Подъехали. — Вот здесь. — И с разворота
Заходим в тыл и полный газ даём.
И эту пушку, заодно с расчётом,
Мы вмяли в рыхлый, жирный чернозём.

Я вытер пот. Душила гарь и копоть:
От дома к дому шёл большой пожар.
И, помню, я сказал: — Спасибо, хлопец! —
И руку, как товарищу, пожал…

Был трудный бой. Всё нынче, как спросонку,
И только не могу себе простить:
Из тысяч лиц узнал бы я мальчонку,
Но как зовут, забыл его спросить.
Светлана Волченко
Светлана Волченко
1 138
Лучший ответ
ВАРВАРСТВО

Они с детьми погнали матерей
И яму рыть заставили, а сами
Они стояли, кучка дикарей,
И хриплыми смеялись голосами.
У края бездны выстроили в ряд
Бессильных женщин, худеньких ребят.
Пришел хмельной майор и медными глазами
Окинул обреченных... Мутный дождь
Гудел в листве соседних рощ
И на полях, одетых мглою,
И тучи опустились над землею,
Друг друга с бешенством гоня...
Нет, этого я не забуду дня,
Я не забуду никогда, вовеки!
Я видел: плакали, как дети, реки,
И в ярости рыдала мать-земля.
Своими видел я глазами,
Как солнце скорбное, омытое слезами,
Сквозь тучу вышло на поля,
В последний раз детей поцеловало,
В последний раз...
Шумел осенний лес. Казалось, что сейчас
Он обезумел. Гневно бушевала
Его листва. Сгущалась мгла вокруг.
Я слышал: мощный дуб свалился вдруг,
Он падал, издавая вздох тяжелый.
Детей внезапно охватил испуг, --
Прижались к матерям, цепляясь за подолы.
И выстрела раздался резкий звук,
Прервав проклятье,
Что вырвалось у женщины одной.
Ребенок, мальчуган больной,
Головку спрятал в складках платья
Еще не старой женщины. Она
Смотрела, ужаса полна.
Как не лишиться ей рассудка!
Все понял, понял все малютка.
-- Спрячь, мамочка, меня! Не надо умирать! --
Он плачет и, как лист, сдержать не может дрожи.
Дитя, что ей всего дороже,
Нагнувшись, подняла двумя руками мать,
Прижала к сердцу, против дула прямо...
-- Я, мама, жить хочу.

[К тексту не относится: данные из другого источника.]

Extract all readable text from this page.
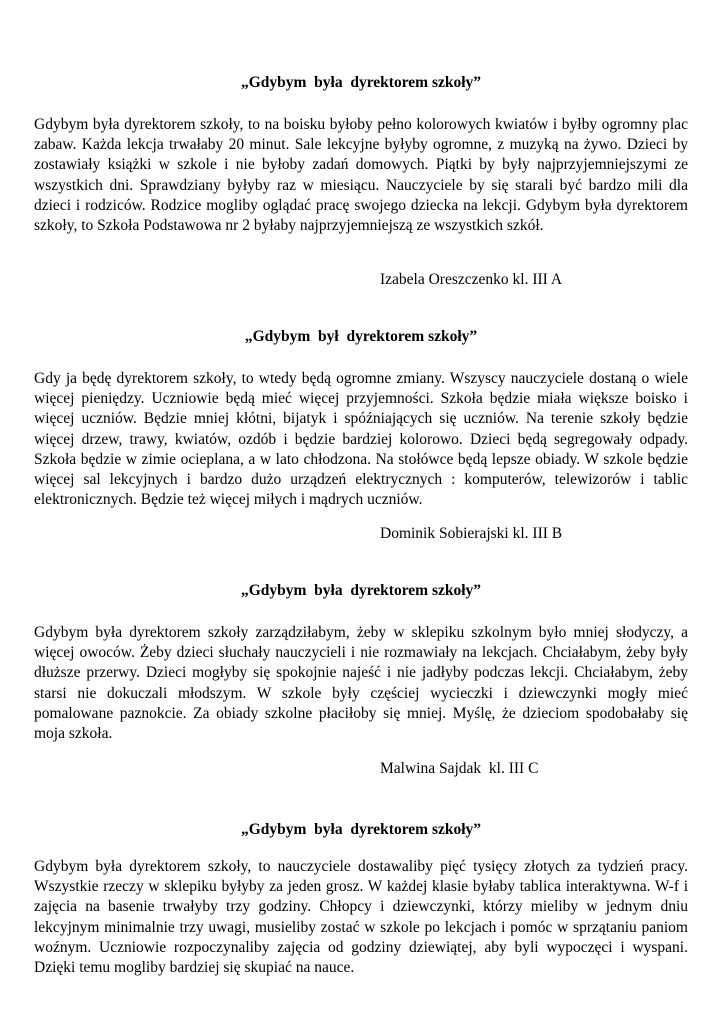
„Gdybym  była  dyrektorem szkoły”

Gdybym była dyrektorem szkoły, to na boisku byłoby pełno kolorowych kwiatów i byłby ogromny plac zabaw. Każda lekcja trwałaby 20 minut. Sale lekcyjne byłyby ogromne, z muzyką na żywo. Dzieci by zostawiały książki w szkole i nie byłoby zadań domowych. Piątki by były najprzyjemniejszymi ze wszystkich dni. Sprawdziany byłyby raz w miesiącu. Nauczyciele by się starali być bardzo mili dla dzieci i rodziców. Rodzice mogliby oglądać pracę swojego dziecka na lekcji. Gdybym była dyrektorem szkoły, to Szkoła Podstawowa nr 2 byłaby najprzyjemniejszą ze wszystkich szkół.

Izabela Oreszczenko kl. III A

„Gdybym  był  dyrektorem szkoły”

Gdy ja będę dyrektorem szkoły, to wtedy będą ogromne zmiany. Wszyscy nauczyciele dostaną o wiele więcej pieniędzy. Uczniowie będą mieć więcej przyjemności. Szkoła będzie miała większe boisko i więcej uczniów. Będzie mniej kłótni, bijatyk i spóźniających się uczniów. Na terenie szkoły będzie więcej drzew, trawy, kwiatów, ozdób i będzie bardziej kolorowo. Dzieci będą segregowały odpady. Szkoła będzie w zimie ocieplana, a w lato chłodzona. Na stołówce będą lepsze obiady. W szkole będzie więcej sal lekcyjnych i bardzo dużo urządzeń elektrycznych : komputerów, telewizorów i tablic elektronicznych. Będzie też więcej miłych i mądrych uczniów.

Dominik Sobierajski kl. III B

„Gdybym  była  dyrektorem szkoły”

Gdybym była dyrektorem szkoły zarządziłabym, żeby w sklepiku szkolnym było mniej słodyczy, a więcej owoców. Żeby dzieci słuchały nauczycieli i nie rozmawiały na lekcjach. Chciałabym, żeby były dłuższe przerwy. Dzieci mogłyby się spokojnie najeść i nie jadłyby podczas lekcji. Chciałabym, żeby starsi nie dokuczali młodszym. W szkole były częściej wycieczki i dziewczynki mogły mieć pomalowane paznokcie. Za obiady szkolne płaciłoby się mniej. Myślę, że dzieciom spodobałaby się moja szkoła.

Malwina Sajdak  kl. III C

„Gdybym  była  dyrektorem szkoły”

Gdybym była dyrektorem szkoły, to nauczyciele dostawaliby pięć tysięcy złotych za tydzień pracy. Wszystkie rzeczy w sklepiku byłyby za jeden grosz. W każdej klasie byłaby tablica interaktywna. W-f i zajęcia na basenie trwałyby trzy godziny. Chłopcy i dziewczynki, którzy mieliby w jednym dniu lekcyjnym minimalnie trzy uwagi, musieliby zostać w szkole po lekcjach i pomóc w sprzątaniu paniom woźnym. Uczniowie rozpoczynaliby zajęcia od godziny dziewiątej, aby byli wypoczęci i wyspani. Dzięki temu mogliby bardziej się skupiać na nauce.
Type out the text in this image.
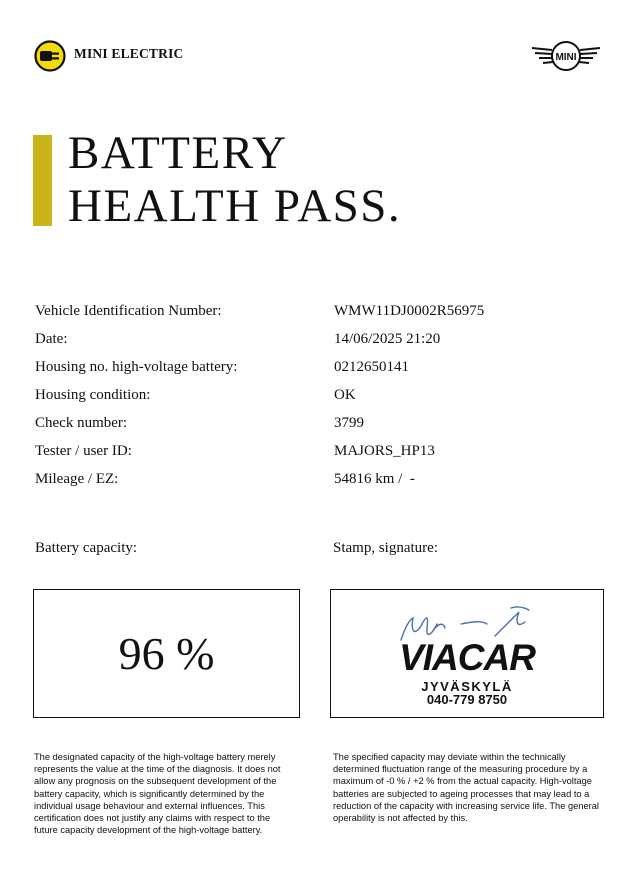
MINI ELECTRIC	MINI
BATTERY
HEALTH PASS.
Vehicle Identification Number:	WMW11DJ0002R56975
Date:	14/06/2025 21:20
Housing no. high-voltage battery:	0212650141
Housing condition:	OK
Check number:	3799
Tester / user ID:	MAJORS_HP13
Mileage / EZ:	54816 km /  -
Battery capacity:	Stamp, signature:
96 %	VIACAR
JYVÄSKYLÄ
040-779 8750
The designated capacity of the high-voltage battery merely represents the value at the time of the diagnosis. It does not allow any prognosis on the subsequent development of the battery capacity, which is significantly determined by the individual usage behaviour and external influences. This certification does not justify any claims with respect to the future capacity development of the high-voltage battery.
The specified capacity may deviate within the technically determined fluctuation range of the measuring procedure by a maximum of -0 % / +2 % from the actual capacity. High-voltage batteries are subjected to ageing processes that may lead to a reduction of the capacity with increasing service life. The general operability is not affected by this.
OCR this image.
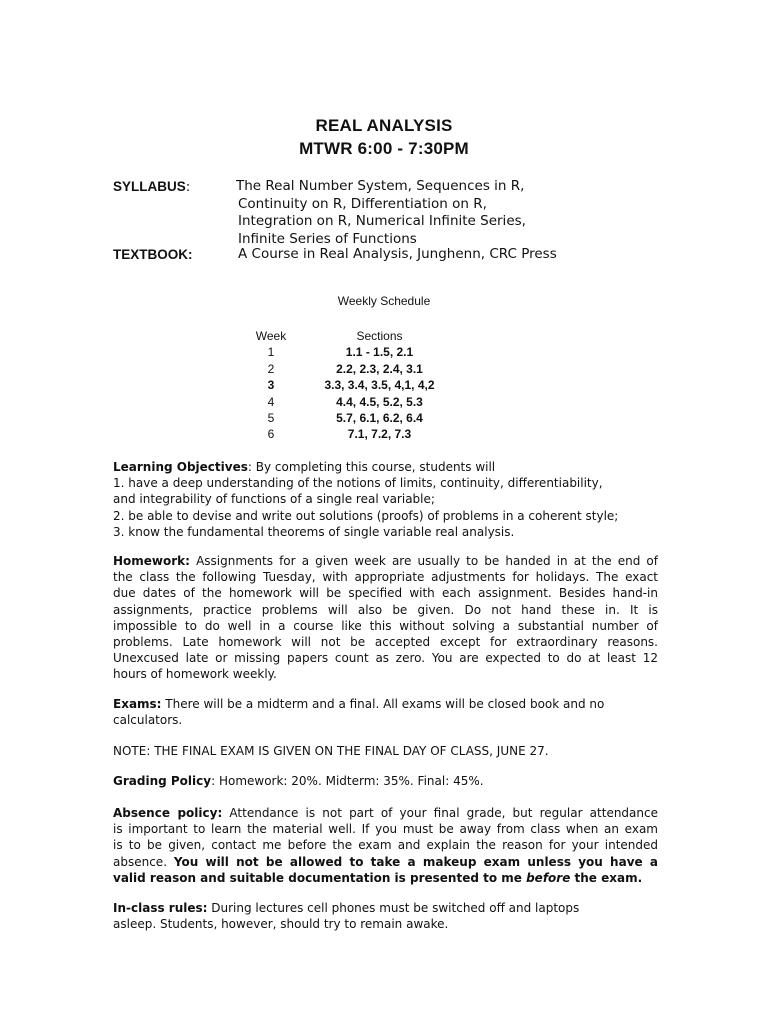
REAL ANALYSIS
MTWR 6:00 - 7:30PM
SYLLABUS:	The Real Number System, Sequences in R,
Continuity on R, Differentiation on R,
Integration on R, Numerical Infinite Series,
Infinite Series of Functions
TEXTBOOK:	A Course in Real Analysis, Junghenn, CRC Press
Weekly Schedule
Week	Sections
1	1.1 - 1.5, 2.1
2	2.2, 2.3, 2.4, 3.1
3	3.3, 3.4, 3.5, 4,1, 4,2
4	4.4, 4.5, 5.2, 5.3
5	5.7, 6.1, 6.2, 6.4
6	7.1, 7.2, 7.3
Learning Objectives: By completing this course, students will
1. have a deep understanding of the notions of limits, continuity, differentiability,
and integrability of functions of a single real variable;
2. be able to devise and write out solutions (proofs) of problems in a coherent style;
3. know the fundamental theorems of single variable real analysis.
Homework: Assignments for a given week are usually to be handed in at the end of
the class the following Tuesday, with appropriate adjustments for holidays. The exact
due dates of the homework will be specified with each assignment. Besides hand-in
assignments, practice problems will also be given. Do not hand these in. It is
impossible to do well in a course like this without solving a substantial number of
problems. Late homework will not be accepted except for extraordinary reasons.
Unexcused late or missing papers count as zero. You are expected to do at least 12
hours of homework weekly.
Exams: There will be a midterm and a final. All exams will be closed book and no
calculators.
NOTE: THE FINAL EXAM IS GIVEN ON THE FINAL DAY OF CLASS, JUNE 27.
Grading Policy: Homework: 20%. Midterm: 35%. Final: 45%.
Absence policy: Attendance is not part of your final grade, but regular attendance
is important to learn the material well. If you must be away from class when an exam
is to be given, contact me before the exam and explain the reason for your intended
absence. You will not be allowed to take a makeup exam unless you have a
valid reason and suitable documentation is presented to me before the exam.
In-class rules: During lectures cell phones must be switched off and laptops
asleep. Students, however, should try to remain awake.
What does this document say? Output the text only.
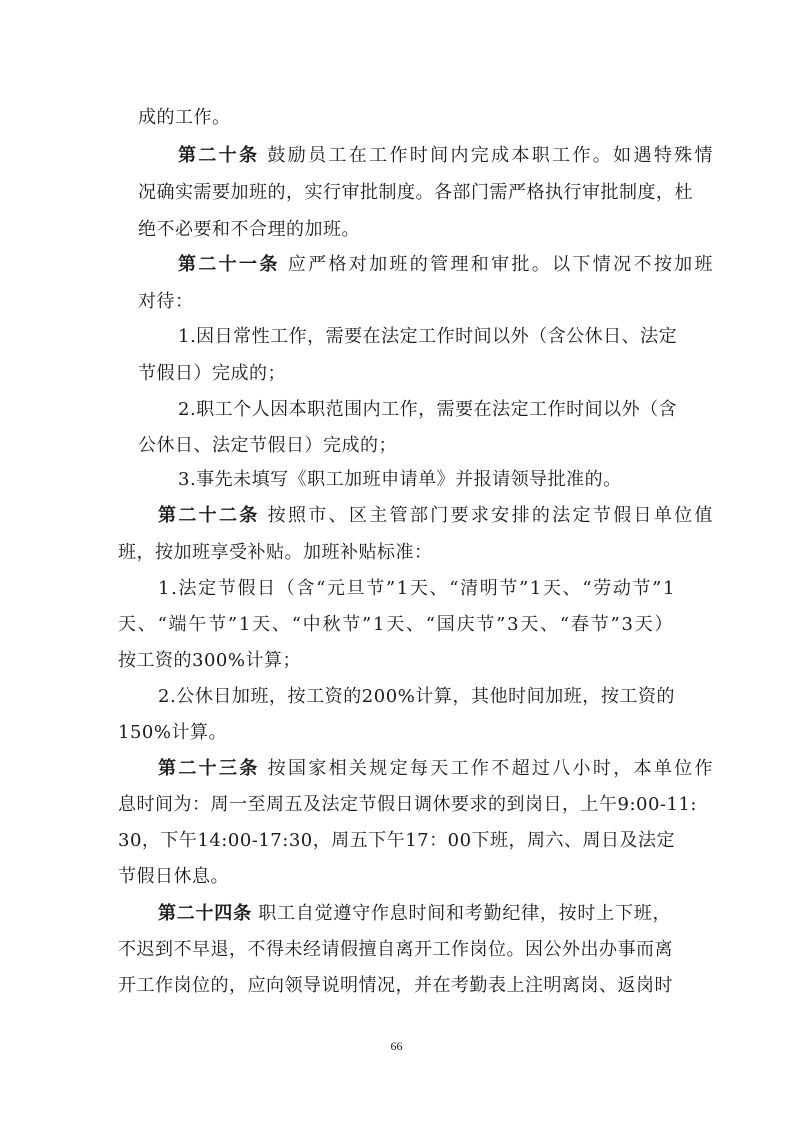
成的工作。
第二十条 鼓励员工在工作时间内完成本职工作。如遇特殊情
况确实需要加班的，实行审批制度。各部门需严格执行审批制度，杜
绝不必要和不合理的加班。
第二十一条 应严格对加班的管理和审批。以下情况不按加班
对待：
1.因日常性工作，需要在法定工作时间以外（含公休日、法定
节假日）完成的；
2.职工个人因本职范围内工作，需要在法定工作时间以外（含
公休日、法定节假日）完成的；
3.事先未填写《职工加班申请单》并报请领导批准的。
第二十二条 按照市、区主管部门要求安排的法定节假日单位值
班，按加班享受补贴。加班补贴标准：
1.法定节假日（含“元旦节”1天、“清明节”1天、“劳动节”1
天、“端午节”1天、“中秋节”1天、“国庆节”3天、“春节”3天）
按工资的300%计算；
2.公休日加班，按工资的200%计算，其他时间加班，按工资的
150%计算。
第二十三条 按国家相关规定每天工作不超过八小时，本单位作
息时间为：周一至周五及法定节假日调休要求的到岗日，上午9:00-11:
30，下午14:00-17:30，周五下午17：00下班，周六、周日及法定
节假日休息。
第二十四条 职工自觉遵守作息时间和考勤纪律，按时上下班，
不迟到不早退，不得未经请假擅自离开工作岗位。因公外出办事而离
开工作岗位的，应向领导说明情况，并在考勤表上注明离岗、返岗时
66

Не надо, мама!
Пусти меня, пусти! Чего ты ждешь? --
И хочет вырваться из рук ребенок,
И страшен плач, и голос тонок,
И в сердце он вонзается, как нож.
-- Не бойся, мальчик мой. Сейчас вздохнешь ты
вольно.
Закрой глаза, но голову не прячь,
Чтобы тебя живым не закопал палач.
Терпи, сынок, терпи. Сейчас не будет больно. --
И он закрыл глаза. И заалела кровь,
По шее лентой красной извиваясь.
Две жизни наземь падают, сливаясь,
Две жизни и одна любовь!
Гром грянул. Ветер свистнул в тучах.
Заплакала земля в тоске глухой,
О, сколько слез, горячих и горючих!
Земля моя, скажи мне, что с тобой?
Ты часто горе видела людское,
Ты миллионы лет цвела для нас,
Но испытала ль ты хотя бы раз
Такой позор и варварство такое?
Страна моя, враги тебе грозят,
Но выше подними великой правды знамя,
Омой его земли кровавыми слезами,
И пусть его лучи пронзят,
Пусть уничтожат беспощадно
Тех варваров, тех дикарей,
Что кровь детей глотают жадно,
Кровь наших матерей...
DR
Doronin Roman
63 096
Опять он вспомнил партизанский лазарет
С бинтом застиранным и запахом карболки,
И с юной рыжей медсестричкой-балаболкой...
За каждой болью её сердце рвалось вслед:
"Ты потерпи, касатик, ну совсем немного,
Сейчас, мой милый, непременно боль пройдёт... "
И улыбалась, пряча за улыбкою тревогу,
И умирающего гладила, а тот -
Такой же юный - вспоминал, наверно, детство,
И уносился мыслями в далёко-далеко,
Где запах хлеба - ото всех болезней средство,
Где мама ставила на стол парное молоко.
Что стоило ей школьнице вчерашней
Всё пережить, смерть видя по сто раз на дню?
Наверно, дай ей волю, с немцем в рукопашной,
Она б за каждого отдала жизнь свою…
С годами многое распалось на осколки:
Не совершенна память, да и старости черёд,
Но голос юной медсестрички-балаболки
Его поддерживал всегда: «Мой милый, боль пройдёт!»
Когда свой танк
веду на фланге взвода,
Иль мчусь на дот
сквозь шквал горячих пург,

Я помню о друзьях
с далекого завода,
Я помню о тебе,
товарищ металлург,

Я вижу:
у конвертора в литейной
Тебя,
вскрывающем
горячее горно,

И пламенем
расплавленного штейна,
Как золотом, лицо озарено.

Я знаю:
будет сталь
добротного закала,

От вражьих мин
она хранит меня -
Отлитая из твоего металла
могучая
советская
броня.

Твой труд бойца
живет в твоем металле,
И это друг,
дороже всех наград -

Наверняка я шлю
из твердой стали
В немецкий "тигр"
грохочущий снаряд.

Мы боремся в едином
крепком сплаве -
И фронт и тыл,
как две руки, всегда.

И знай:
в моей армейской
бранной славе
Сияет слава
твоего труда.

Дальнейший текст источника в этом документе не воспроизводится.